13 Jun 2023
Japan project boosts time resolution to investigate details of cancer metastasis.Kyoto University and Okinawa Institute of Science and Technology (OIST) in Japan has developed what is said to be the world’s fastest camera for detecting fluorescence from single molecules.
The goal was to achieve high frame rates and photon sensitivity simultaneously, a balance that is particularly important for high-speed imaging of molecular dynamics in cells.
Reported in Journal of Cell Biology, the new camera could now be put to use for single fluorescent-molecule imaging (SFMI), in which a fluorescent molecule acts as a tag bound to other molecules of interest, revealing the complexities of cellular processes.
"Our work with this camera will help scientists understand how cancer spreads and help develop new drugs for treating it,” said Takahiro Fujiwara who led the research at Kyoto University's Institute for Integrated Cell-Material Sciences (iCeMS).
The camera architecture was designed around a microchannel-plate image intensifier and a high-speed CMOS sensor, coupled together via an optical fiber bundle. The fiber bundling enhances the signal reaching the sensor by a factor of 5 to 10 compared with lens coupling approaches taken in other cameras, according to the project.
The team opted for a conventional CMOS sensor rather than the scientific CMOS (sCMOS) version of the semiconductor technology because of the higher frame rates it can achieve, despite sCMOS generally offering lower readout noise and being more commonly used in fluorescence microscopy.
This involved careful design of the camera architecture, with an amplifier incorporated before the noisy detector. Ensuring that background noise from the detection of fluorescence was amplified to a level comparable to the readout noise of the CMOS sensor means that the detector's own behavior is no longer a disproportionately limiting factor. Calculations incorporating this deliberate "amplifier gain" can ultimately enhance the sensitivity of the overall system.
In trials, the project's camera registered single molecule movements that are 1,000 times faster than the normal video frame rate, according to the project's results. It detected a molecule with an attached fluorescent tag every 33 microseconds with 34 nanometre precision in position, or every 100 microseconds at 20 nanometre precision.
The ultimate rate possible with current fluorescent molecules
The camera was used in particular to improve the performance of PALM super-resolution methods, one of the family of enhanced resolution techniques awarded the Nobel Prize for chemistry in 2014. PALM allows the positions of individual molecules to be recorded down to around 20 nanometers, but can take 10 minutes to obtain an image, noted the project team.

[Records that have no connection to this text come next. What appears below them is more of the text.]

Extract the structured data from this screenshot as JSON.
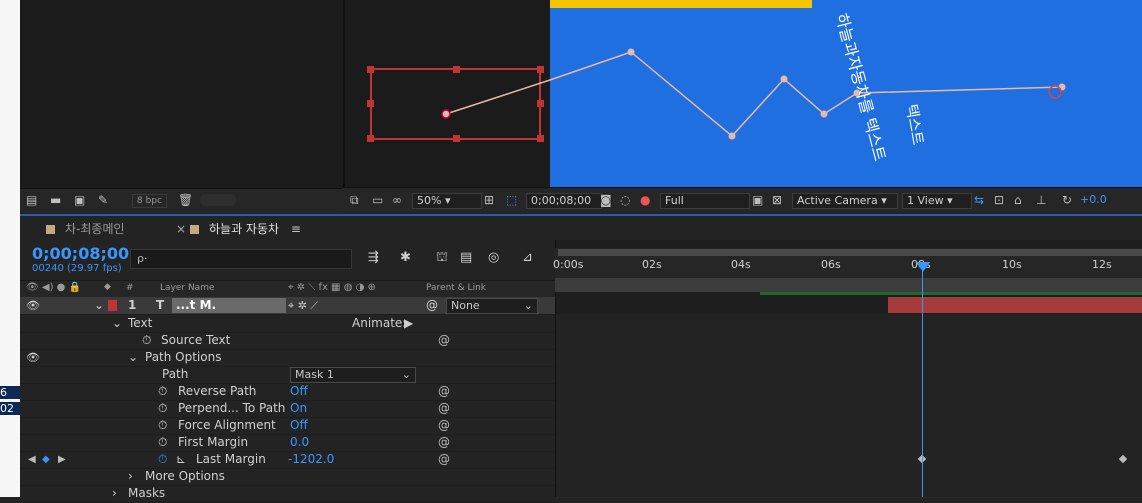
{
  "left_strip": {
    "label_top": "6",
    "label_bottom": "02"
  },
  "project": {
    "bpc": "8 bpc"
  },
  "viewer": {
    "zoom": "50%",
    "timecode": "0;00;08;00",
    "resolution": "Full",
    "camera": "Active Camera",
    "views": "1 View",
    "exposure": "+0.0",
    "comp_text": "하늘과자동차를 텍스트"
  },
  "timeline": {
    "tabs": [
      {
        "label": "차-최종메인",
        "active": false
      },
      {
        "label": "하늘과 자동차",
        "active": true
      }
    ],
    "timecode": "0;00;08;00",
    "fps": "00240 (29.97 fps)",
    "search_placeholder": "ρ·",
    "columns": {
      "layer_name": "Layer Name",
      "parent": "Parent & Link"
    },
    "ruler": [
      "0:00s",
      "02s",
      "04s",
      "06s",
      "08s",
      "10s",
      "12s"
    ],
    "layer": {
      "num": "1",
      "type": "T",
      "name": "...t M.",
      "parent": "None"
    },
    "rows": [
      {
        "label": "Text",
        "value": "",
        "extra": "Animate:"
      },
      {
        "label": "Source Text",
        "value": ""
      },
      {
        "label": "Path Options",
        "value": ""
      },
      {
        "label": "Path",
        "value": "Mask 1"
      },
      {
        "label": "Reverse Path",
        "value": "Off"
      },
      {
        "label": "Perpend... To Path",
        "value": "On"
      },
      {
        "label": "Force Alignment",
        "value": "Off"
      },
      {
        "label": "First Margin",
        "value": "0.0"
      },
      {
        "label": "Last Margin",
        "value": "-1202.0"
      },
      {
        "label": "More Options",
        "value": ""
      },
      {
        "label": "Masks",
        "value": ""
      }
    ]
  }
}
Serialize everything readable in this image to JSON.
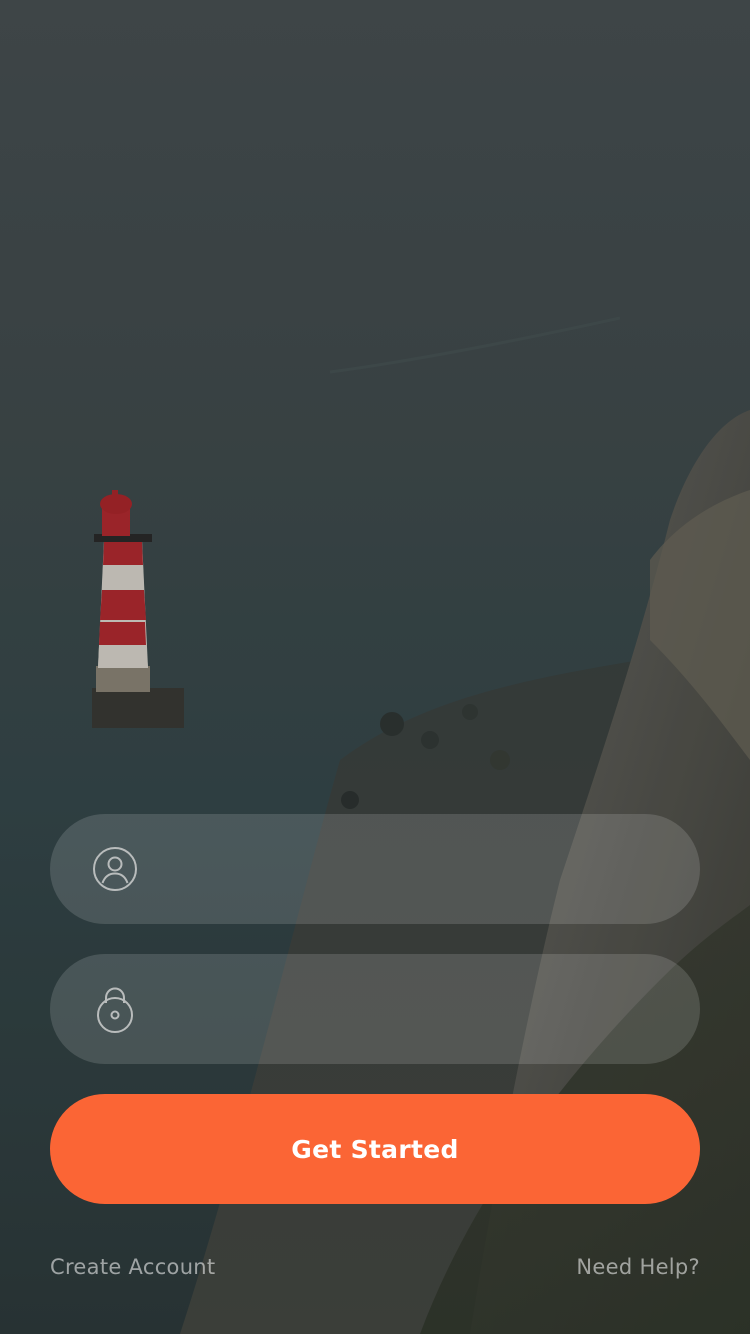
{
  "background": {
    "scene": "lighthouse-cliff-sea-photo"
  },
  "form": {
    "username": {
      "icon": "user-icon",
      "value": "",
      "placeholder": ""
    },
    "password": {
      "icon": "lock-icon",
      "value": "",
      "placeholder": ""
    },
    "submit_label": "Get Started"
  },
  "footer": {
    "create_account_label": "Create Account",
    "help_label": "Need Help?"
  },
  "colors": {
    "accent": "#fb6535",
    "overlay": "#3a4244"
  }
}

With the new ultrafast camera the imaging process can be speeded up by a factor of 60, generating images of live cells in around ten seconds instead.
"The ultrahigh-speed camera system developed in this study has enabled the fastest SFMI ever performed," commented the project in its published paper. "This would represent the ultimate rate possible with the currently available fluorescent molecules."
The system could be particularly valuable for cancer studies. In a separate study the project used it to examine a cellular structure called the focal adhesion, a protein complex connecting internal cell constituents to the extracellular matrix outside, known to play a role in how cancer cells move and metastasize.
"In one investigation we found that a cancer-promoting receptor that binds to signalling molecules is confined within a specific cellular compartment for a longer time when it is activated," said Akihiro Kusumi from OIST. "In another, we revealed ultrafine structures and molecular movements within the focal adhesion that are involved in cancer cell activities."
Development of drugs that can interfere with the role of focal adhesions in cancer is a focus of worldwide research, and the new camera should assist these efforts by revealing details of how these structures move and interact with other structures inside and outside of cells.